Much of The Dynamist blog is devoted to analyzing long term trends in economic policy, market valuations and political cycles. One of the consistent themes (for examples see here and here) is that the United States needs to focus on reducing its structural trade deficit. When we run a trade deficit, we are importing capital (i.e. borrowing) from abroad. Importing capital is not inherently bad. If the US had a surplus of investment opportunities relative to its pool of savings, investment capital may come in from abroad to make up the difference. In such an event, the investments would presumably increase the long run growth rate of the US economy.

The trade deficits that the US has run since the mid-1990s, and in the 1980s before that can generally be attributed to policy distortion by the Federal Government or by the Federal Reserve. The Fed's policy of high real interest rates in the early 1980s and late 1990s drew in a great deal of capital from abroad. In the 1980s, it funded Reagan's tax cuts and military buildup. In the 1990s, it funded the investment in a large increase in US manufacturing production capacity. In the Dynamist's view, neither of these investments were bad things and they generally made the US stronger.

The problem came when the disinflationary high interest rate policy was unwound. In both the late 1990s and 2000s, the combination of falling real interest rates, a weakening dollar, a surge in liquidity and an upturn in inflation create a ripe environment for a junk bond and real estate boom. Finance-fuelled booms like these tend to leave behind banking crises, overleveraged LBOs and real estate overcapacity. In the 1980s, the S&L deregulation led to a commercial real estate bubble. In the 2000s, the flow of Chinese money into the agency debt of Fannie Mae and Freddie Mac, combined with the policy innovation of "securitizations" and credit derivatives created the housing bubble. While such investments aren't useless, they don't have much of an impact on future US productivity.

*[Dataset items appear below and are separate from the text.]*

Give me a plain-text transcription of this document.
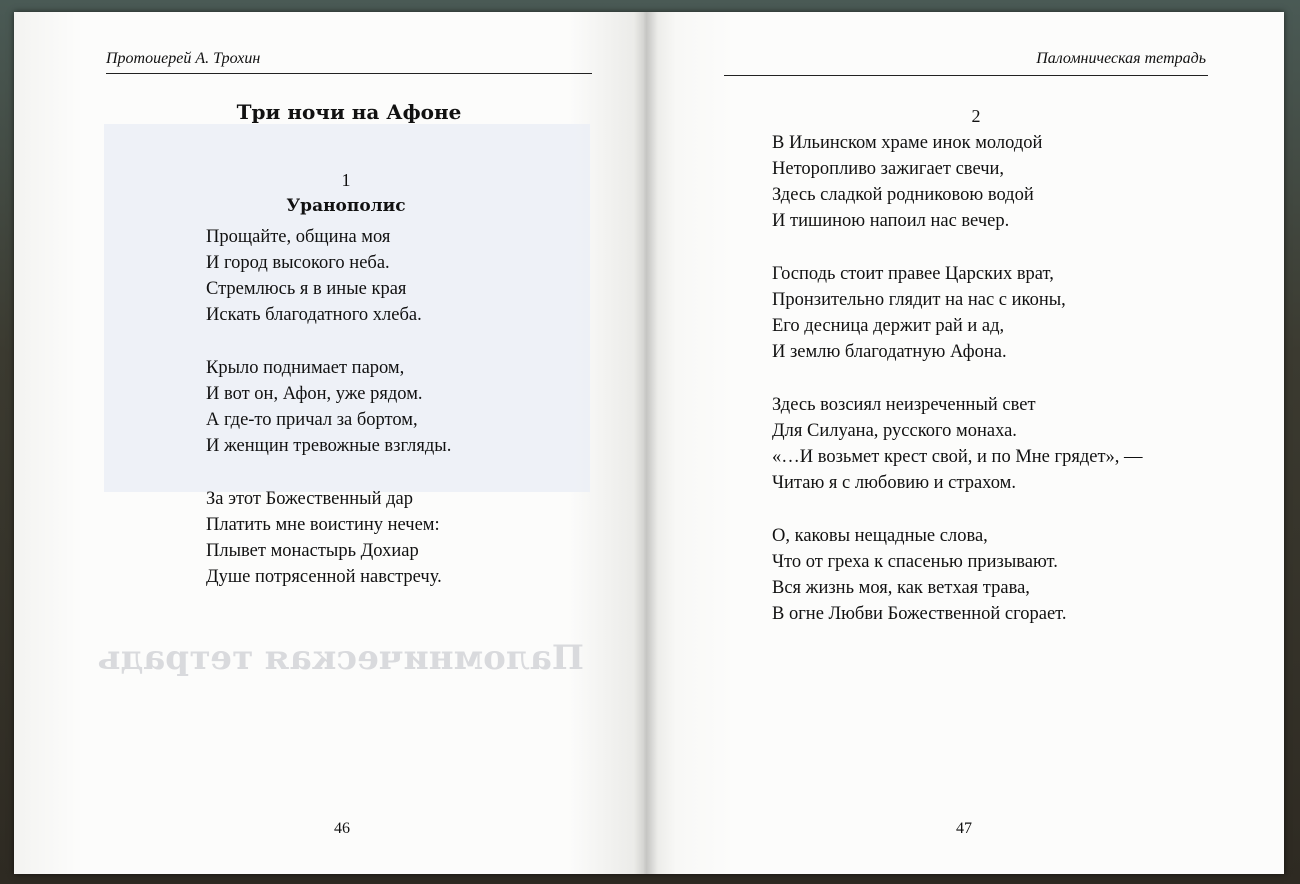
Паломническая тетрадь
Протоиерей А. Трохин
Три ночи на Афоне
1
Уранополис
Прощайте, община моя
И город высокого неба.
Стремлюсь я в иные края
Искать благодатного хлеба.
Крыло поднимает паром,
И вот он, Афон, уже рядом.
А где-то причал за бортом,
И женщин тревожные взгляды.
За этот Божественный дар
Платить мне воистину нечем:
Плывет монастырь Дохиар
Душе потрясенной навстречу.
46
Паломническая тетрадь
2
В Ильинском храме инок молодой
Неторопливо зажигает свечи,
Здесь сладкой родниковою водой
И тишиною напоил нас вечер.
Господь стоит правее Царских врат,
Пронзительно глядит на нас с иконы,
Его десница держит рай и ад,
И землю благодатную Афона.
Здесь возсиял неизреченный свет
Для Силуана, русского монаха.
«…И возьмет крест свой, и по Мне грядет», —
Читаю я с любовию и страхом.
О, каковы нещадные слова,
Что от греха к спасенью призывают.
Вся жизнь моя, как ветхая трава,
В огне Любви Божественной сгорает.
47
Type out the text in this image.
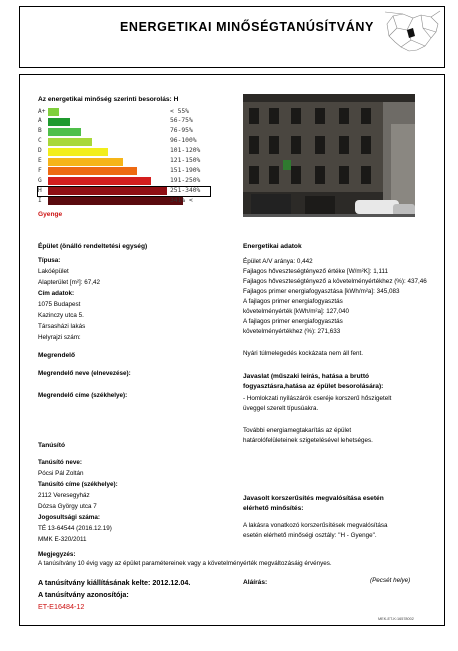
ENERGETIKAI MINŐSÉGTANÚSÍTVÁNY
Az energetikai minőség szerinti besorolás: H
A+	< 55%
A	56-75%
B	76-95%
C	96-100%
D	101-120%
E	121-150%
F	151-190%
G	191-250%
H	251-340%
I	341% <
Gyenge
Épület (önálló rendeltetési egység)
Típusa:
Lakóépület
Alapterület [m²]: 67,42
Cím adatok:
1075 Budapest
Kazinczy utca 5.
Társasházi lakás
Helyrajzi szám:
Megrendelő
Megrendelő neve (elnevezése):
Megrendelő címe (székhelye):
Tanúsító
Tanúsító neve:
Pócsi Pál Zoltán
Tanúsító címe (székhelye):
2112 Veresegyház
Dózsa György utca 7
Jogosultsági száma:
TÉ 13-64544 (2016.12.19)
MMK E-320/2011
Energetikai adatok
Épület A/V aránya: 0,442
Fajlagos hőveszteségtényező értéke [W/m²K]: 1,111
Fajlagos hőveszteségtényező a követelményértékhez (%): 437,46
Fajlagos primer energiafogyasztása [kWh/m²a]: 345,083
A fajlagos primer energiafogyasztás
követelményérték [kWh/m²a]: 127,040
A fajlagos primer energiafogyasztás
követelményértékhez (%): 271,633
Nyári túlmelegedés kockázata nem áll fent.
Javaslat (műszaki leírás, hatása a bruttó
fogyasztásra,hatása az épület besorolására):
- Homlokzati nyílászárók cseréje korszerű hőszigetelt
üveggel szerelt típusúakra.
További energiamegtakarítás az épület
határolófelületeinek szigetelésével lehetséges.
Javasolt korszerűsítés megvalósítása esetén
elérhető minősítés:
A lakásra vonatkozó korszerűsítések megvalósítása
esetén elérhető minőségi osztály: "H - Gyenge".
Megjegyzés:
A tanúsítvány 10 évig vagy az épület paramétereinek vagy a követelményérték megváltozásáig érvényes.
A tanúsítvány kiállításának kelte: 2012.12.04.	Aláírás:	(Pecsét helye)
A tanúsítvány azonosítója:
ET-E16484-12
MEK-ET-K:16578002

I've written before about how US economic policy since the Great Depression has basically promoted consumption and real estate investment at the expense of saving and business investment. Domestic tax policy is skewed toward taxing high earners and lenders and supporting lower earners, borrowers and leveraged equity owners, particularly in real estate and farming (this even after the income tax rate reductions of the Reagan and Bush eras). When examining how domestic policy leads to distortions to the external trade and capital accounts, it is worth comparing how our policies compare to those of our largest competitors.

Global tax rates

A couple of months ago, The Economist had an interesting table outlining the tax policies of various countries (it can be found here, by those with a subscription). I worked with the numbers a bit so we could compare the state's take (including state and local taxes) relative to GDP across various types of taxes. I don't have the underlying data, nor do I know the policy details behind how various countries collect taxes, but in rough terms the data give one a good idea about the thrust of tax policy.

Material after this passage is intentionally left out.